Man, the QY70 is a beast! This is the 1997 music workstation/PDA/ur-groovebox I've linked works on before, used to make polished downtempo house music (bordering on hip hop beats to study to). The groove is super compelling and suggests a whole studio of gear.
This piece has kind of three movements, and I really like the first & third but find the second a bit cheesy. Maybe that's your thing tho.
- "Lithium Drift", Eric Archer
This is synth designer Eric Archer, doing a product demonstration of his new (as of 2019 when the piece was recorded) modular unit the Rare Waves Hydronium. He uses four of these configured for different musical roles plus one distortion pedal and some minimal drums to make a downtempo acid journey that's a really compelling piece of music entirely apart from whether you're buying the synth. Feels crisp and clear.
- "Sequencing with Pamela's New Workout and a Precision Adder", Electrum Modular
What's coolest to me about modular synths is when you use waveform generators not just as sounds but also to generate pitch control voltages. This peppy techno track does that by "adding" voltages of two slow waves, one for root note and the other for variation. The video shows an explosion of spaghetti wires then walks you (in detailed text captions) through each strand of spaghetti in the chain.

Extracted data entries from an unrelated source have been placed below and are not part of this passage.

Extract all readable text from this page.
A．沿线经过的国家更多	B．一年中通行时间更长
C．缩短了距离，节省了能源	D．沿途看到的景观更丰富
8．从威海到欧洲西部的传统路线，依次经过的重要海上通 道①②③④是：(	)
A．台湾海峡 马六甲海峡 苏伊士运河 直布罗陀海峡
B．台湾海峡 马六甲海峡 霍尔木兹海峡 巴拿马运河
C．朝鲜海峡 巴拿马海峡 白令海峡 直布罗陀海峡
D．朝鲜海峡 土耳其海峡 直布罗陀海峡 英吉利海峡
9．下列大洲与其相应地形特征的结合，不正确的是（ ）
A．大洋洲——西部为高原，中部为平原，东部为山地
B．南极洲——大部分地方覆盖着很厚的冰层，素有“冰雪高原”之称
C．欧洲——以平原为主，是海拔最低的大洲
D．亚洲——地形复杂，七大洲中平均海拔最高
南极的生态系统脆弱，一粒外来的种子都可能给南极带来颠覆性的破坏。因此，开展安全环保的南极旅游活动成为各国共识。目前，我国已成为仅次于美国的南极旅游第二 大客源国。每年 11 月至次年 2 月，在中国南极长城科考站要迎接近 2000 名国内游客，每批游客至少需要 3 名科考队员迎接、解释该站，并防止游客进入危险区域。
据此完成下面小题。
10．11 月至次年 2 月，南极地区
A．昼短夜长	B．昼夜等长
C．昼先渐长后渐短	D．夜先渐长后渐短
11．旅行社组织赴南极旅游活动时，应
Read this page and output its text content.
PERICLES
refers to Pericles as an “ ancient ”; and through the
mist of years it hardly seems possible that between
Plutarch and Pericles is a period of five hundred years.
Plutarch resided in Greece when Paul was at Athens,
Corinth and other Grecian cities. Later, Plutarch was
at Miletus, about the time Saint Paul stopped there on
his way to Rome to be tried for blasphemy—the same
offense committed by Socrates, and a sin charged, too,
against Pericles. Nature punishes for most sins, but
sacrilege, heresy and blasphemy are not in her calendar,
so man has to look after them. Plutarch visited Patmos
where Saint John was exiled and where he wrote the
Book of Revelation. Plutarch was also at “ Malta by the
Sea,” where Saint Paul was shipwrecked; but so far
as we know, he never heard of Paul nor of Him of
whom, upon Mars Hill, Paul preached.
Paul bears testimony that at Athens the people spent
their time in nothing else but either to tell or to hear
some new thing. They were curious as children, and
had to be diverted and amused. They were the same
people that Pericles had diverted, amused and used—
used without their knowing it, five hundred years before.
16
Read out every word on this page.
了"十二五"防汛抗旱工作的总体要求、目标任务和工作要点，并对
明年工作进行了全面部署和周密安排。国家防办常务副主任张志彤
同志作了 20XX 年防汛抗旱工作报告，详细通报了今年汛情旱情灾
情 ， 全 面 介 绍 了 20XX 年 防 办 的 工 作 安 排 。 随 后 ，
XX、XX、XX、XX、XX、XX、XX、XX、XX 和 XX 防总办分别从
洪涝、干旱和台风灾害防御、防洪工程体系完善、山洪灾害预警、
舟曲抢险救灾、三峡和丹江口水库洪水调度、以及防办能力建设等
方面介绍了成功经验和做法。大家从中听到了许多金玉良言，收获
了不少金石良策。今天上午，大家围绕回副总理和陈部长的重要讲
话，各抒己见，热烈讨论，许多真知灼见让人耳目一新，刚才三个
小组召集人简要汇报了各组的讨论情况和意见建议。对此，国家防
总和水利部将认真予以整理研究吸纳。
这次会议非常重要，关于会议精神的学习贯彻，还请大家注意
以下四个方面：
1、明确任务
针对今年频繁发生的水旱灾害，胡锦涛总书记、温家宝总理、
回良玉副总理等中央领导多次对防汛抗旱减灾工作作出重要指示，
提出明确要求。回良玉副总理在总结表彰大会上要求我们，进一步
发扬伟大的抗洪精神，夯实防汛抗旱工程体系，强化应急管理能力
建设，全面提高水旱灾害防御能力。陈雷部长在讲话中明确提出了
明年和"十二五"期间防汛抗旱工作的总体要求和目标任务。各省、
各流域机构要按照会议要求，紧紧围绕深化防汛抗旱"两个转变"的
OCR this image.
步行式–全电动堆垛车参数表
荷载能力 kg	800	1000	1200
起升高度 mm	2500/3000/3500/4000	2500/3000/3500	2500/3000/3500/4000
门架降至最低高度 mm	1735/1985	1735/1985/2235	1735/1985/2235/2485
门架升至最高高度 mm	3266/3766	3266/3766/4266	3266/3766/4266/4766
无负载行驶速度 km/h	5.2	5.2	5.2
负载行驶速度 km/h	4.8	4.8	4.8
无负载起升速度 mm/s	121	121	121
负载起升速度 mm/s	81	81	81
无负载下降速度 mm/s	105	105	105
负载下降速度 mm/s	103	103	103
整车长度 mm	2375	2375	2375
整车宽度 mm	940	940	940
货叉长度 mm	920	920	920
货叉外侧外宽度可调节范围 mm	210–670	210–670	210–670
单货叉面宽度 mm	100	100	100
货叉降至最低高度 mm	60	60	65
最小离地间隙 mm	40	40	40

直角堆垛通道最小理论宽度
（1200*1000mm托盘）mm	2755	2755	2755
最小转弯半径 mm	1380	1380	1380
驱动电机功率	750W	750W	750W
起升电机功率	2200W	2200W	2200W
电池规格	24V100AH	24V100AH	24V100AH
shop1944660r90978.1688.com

- "Yuki Satellites", Radix
This is a classic tracker tune made in (apparently— the YouTube poster is the original composer) FastTracker II for DOS. One of my favorite pieces of tracker music— lots of vocal samples and cool-sounding crunchy beats, just really fun.
Made in 1999 (post-BBS era) this track was actually originally distributed as mp3, not as tracker files— the .XM only got released when tracker tech got a revival in the late 00s.
A quirky, funky techno jam with a really distinctive fresh feeling. (Lovely sampled 808 drums.) Has really strange sound design that it kind of slips past you, it took until my second listen to notice how weird the drum patterns and 0-coast sounds are. Second half kicks up the energy level in a nice way. The soundtrack to a space program based entirely on astral projection
⬇️ Click below for two more tabletop IDM jams ⬇️
- "1976", Nicholas Lem
Some dark, murky IDM funk. Gummy organ and bass noises, makes me think of pre-Warp Autechre (like, Lego Feet/Incunabula era). Lots of sounds you are like "ah yes, I know what instrument this is" and then you listen a little more carefully and realize you have no idea. I don't know if you could dance to this but I think you could film yourself dancing and then slow down the tape, and it would match.
- "dawless jam at balcony. BalcoWave", epow6oow
In this video this person makes a fun, confident vaporwave jam on their back porch surrounded by laundry paraphernalia. An unusual collection of equipment; the Pocket Operator they're using for the drums is, if you look carefully, "Street Fighter" branded, and the innocuous pocket calculator looking thing (the RK-008— it's a full MIDI workstation) is, I think, actually driving the entire thing.